Baca: Apapun Penyakitnya, Rokok Selalu Disalahkan
Jika misal nominal denda ada pada angka Rp50 ribu hingga Rp100 ribu, saya kira ini malah akan lebih aplikatif dalam penerapannya. Dan peraturan bisa benar-benar diterapkan. Contoh nyata peraturan sekadar menjadi ancaman adalah peraturan denda terhadap pembuang sampah sembarangan yang dendanya hingga berjuta-juta. Maka peraturan itu sekadar peraturan semata, tidak diterapkan dan diremehkan begitu saja. Banyak orang masih merasa aman buang sampah sembarangan.
Yang kedua, bagaimana mekanisme uang itu dikumpulkan. Tentu saja undang-undang sudah mengatur siapa yang akan menyimpan uang denda yang diterima dari para perokok yang merokok saat berkendara, namun sebagaimana biasa, lagi-lagi pengawasan ketat mesti dilakukan agar dana tidak disalahgunakan.
Yang terakhir, penggunaan dana hasil denda. Proses penggunaannya harus benar-benar dikawal sebaik mungkin agar tepat sasaran. Sebaiknya dana itu mulanya digunakan untuk menyosialisasikan peraturan ini di seluruh negeri. Agar semua pihak tahu dan peraturan ini benar-benar bisa diterapkan hingga akhirnya para perokok tertib untuk tidak merokom saat berkendara.
Baca: Jadilah Perokok yang Santun
Saya ingin mengingatkan sekali lagi–meskipun perokok selalu mendapat diskriminasi terutama dari peraturan ruang merokok dan kampanye negatif yang dialamatkan kepada rokok dan para perokok oleh mereka yang anti-rokok– marilah kita menjadi perokok yang santun. Sebagai bentuk toleransi kita kepada mereka yang tidak merokok, dan sebagai wujud warga negara baik yang mentaati peraturan.
Empat ciri utama perokok santun: Tidak merokok saat berkendara; tidak merokok di area dilarang merokok; tidak memberikan rokok kepada anak-anak; dan tidak merokok di dekat ibu hamil dan anak-anak.
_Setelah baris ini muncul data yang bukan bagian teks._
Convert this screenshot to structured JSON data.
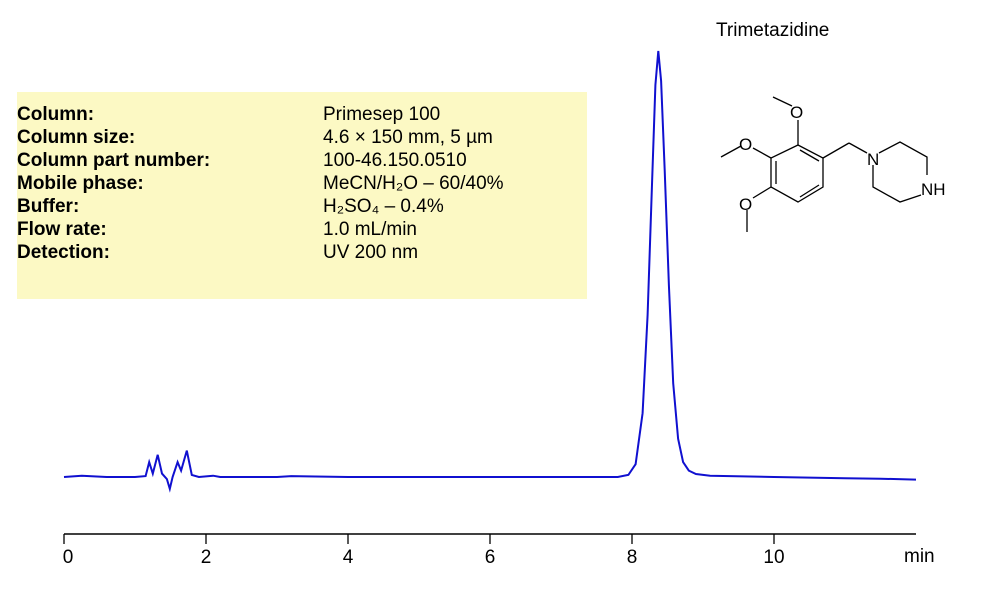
{
  "chart_data": {
    "type": "line",
    "title": "",
    "compound_label": "Trimetazidine",
    "xlabel": "min",
    "ylabel": "",
    "xlim": [
      0,
      12
    ],
    "x_ticks": [
      0,
      2,
      4,
      6,
      8,
      10
    ],
    "x_tick_labels": [
      "0",
      "2",
      "4",
      "6",
      "8",
      "10"
    ],
    "grid": false,
    "line_color": "#1010d0",
    "series": [
      {
        "points": [
          [
            0,
            0
          ],
          [
            0.25,
            0.3
          ],
          [
            0.6,
            0
          ],
          [
            1.0,
            0
          ],
          [
            1.15,
            0.2
          ],
          [
            1.2,
            3.5
          ],
          [
            1.25,
            0.8
          ],
          [
            1.32,
            5.2
          ],
          [
            1.38,
            0.8
          ],
          [
            1.45,
            -0.5
          ],
          [
            1.49,
            -2.8
          ],
          [
            1.53,
            0
          ],
          [
            1.6,
            3.5
          ],
          [
            1.65,
            1.5
          ],
          [
            1.73,
            6.2
          ],
          [
            1.8,
            0.5
          ],
          [
            1.9,
            0
          ],
          [
            2.1,
            0.3
          ],
          [
            2.2,
            0
          ],
          [
            3.0,
            0
          ],
          [
            3.2,
            0.2
          ],
          [
            4.0,
            0
          ],
          [
            5.0,
            0
          ],
          [
            6.0,
            0
          ],
          [
            7.0,
            0
          ],
          [
            7.8,
            0
          ],
          [
            7.95,
            0.5
          ],
          [
            8.05,
            3
          ],
          [
            8.15,
            15
          ],
          [
            8.22,
            38
          ],
          [
            8.28,
            68
          ],
          [
            8.33,
            92
          ],
          [
            8.37,
            100
          ],
          [
            8.41,
            93
          ],
          [
            8.46,
            72
          ],
          [
            8.52,
            45
          ],
          [
            8.58,
            22
          ],
          [
            8.65,
            9
          ],
          [
            8.72,
            3.5
          ],
          [
            8.8,
            1.5
          ],
          [
            8.9,
            0.7
          ],
          [
            9.1,
            0.3
          ],
          [
            10,
            0
          ],
          [
            11,
            -0.3
          ],
          [
            11.5,
            -0.4
          ],
          [
            12,
            -0.6
          ]
        ]
      }
    ]
  },
  "conditions": [
    {
      "label": "Column:",
      "value": "Primesep  100"
    },
    {
      "label": "Column size:",
      "value": "4.6 × 150 mm, 5 µm"
    },
    {
      "label": "Column part number:",
      "value": "100-46.150.0510"
    },
    {
      "label": "Mobile phase:",
      "value": "MeCN/H₂O – 60/40%"
    },
    {
      "label": "Buffer:",
      "value": "H₂SO₄ – 0.4%"
    },
    {
      "label": "Flow rate:",
      "value": "1.0 mL/min"
    },
    {
      "label": "Detection:",
      "value": "UV 200  nm"
    }
  ],
  "structure_labels": {
    "n": "N",
    "nh": "NH",
    "o": "O"
  }
}
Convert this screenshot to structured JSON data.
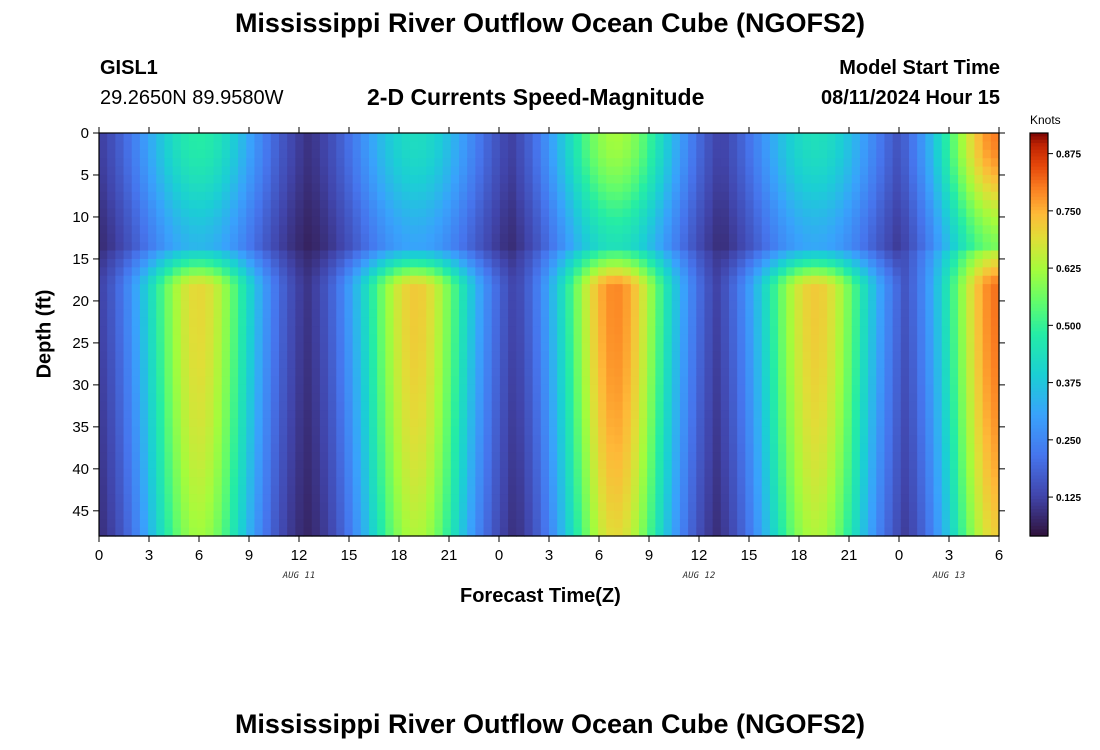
{
  "header": {
    "title": "Mississippi River Outflow Ocean Cube (NGOFS2)",
    "station_id": "GISL1",
    "station_coords": "29.2650N  89.9580W",
    "subtitle": "2-D Currents Speed-Magnitude",
    "model_label": "Model Start Time",
    "model_time": "08/11/2024 Hour 15"
  },
  "footer": {
    "title": "Mississippi River Outflow Ocean Cube (NGOFS2)"
  },
  "chart_data": {
    "type": "heatmap",
    "xlabel": "Forecast Time(Z)",
    "ylabel": "Depth (ft)",
    "x_tick_labels": [
      "0",
      "3",
      "6",
      "9",
      "12",
      "15",
      "18",
      "21",
      "0",
      "3",
      "6",
      "9",
      "12",
      "15",
      "18",
      "21",
      "0",
      "3",
      "6"
    ],
    "x_range_hours": [
      0,
      54
    ],
    "date_labels": [
      {
        "label": "AUG 11",
        "hour": 12
      },
      {
        "label": "AUG 12",
        "hour": 36
      },
      {
        "label": "AUG 13",
        "hour": 51
      }
    ],
    "y_tick_labels": [
      "0",
      "5",
      "10",
      "15",
      "20",
      "25",
      "30",
      "35",
      "40",
      "45"
    ],
    "y_range_ft": [
      0,
      48
    ],
    "y_inverted": true,
    "colorbar": {
      "unit": "Knots",
      "range": [
        0.04,
        0.92
      ],
      "tick_labels": [
        "0.125",
        "0.250",
        "0.375",
        "0.500",
        "0.625",
        "0.750",
        "0.875"
      ],
      "ticks": [
        0.125,
        0.25,
        0.375,
        0.5,
        0.625,
        0.75,
        0.875
      ]
    },
    "surface_layer": {
      "depth_range_ft": [
        0,
        16
      ],
      "peaks": [
        {
          "hour": 6,
          "speed": 0.48
        },
        {
          "hour": 19,
          "speed": 0.43
        },
        {
          "hour": 31,
          "speed": 0.62
        },
        {
          "hour": 43,
          "speed": 0.44
        },
        {
          "hour": 54,
          "speed": 0.8
        }
      ]
    },
    "deep_layer": {
      "depth_range_ft": [
        17,
        48
      ],
      "peaks": [
        {
          "hour": 6,
          "speed": 0.7
        },
        {
          "hour": 19,
          "speed": 0.72
        },
        {
          "hour": 31,
          "speed": 0.79
        },
        {
          "hour": 43,
          "speed": 0.72
        },
        {
          "hour": 54,
          "speed": 0.81
        }
      ]
    },
    "minimum_speed": 0.06
  }
}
Yang terakhir, saya kira peraturan ini sebaiknya tidak hanya diterapkan kepada pengendara yang merokok saja, tetapi juga kepada pengendara yang membuang sampah sembarangan dan pengendara yang meludah sembarangan. Keduanya juga sangat mengganggu pengendara lain dan bisa berdampak buruk bagi lingkungan.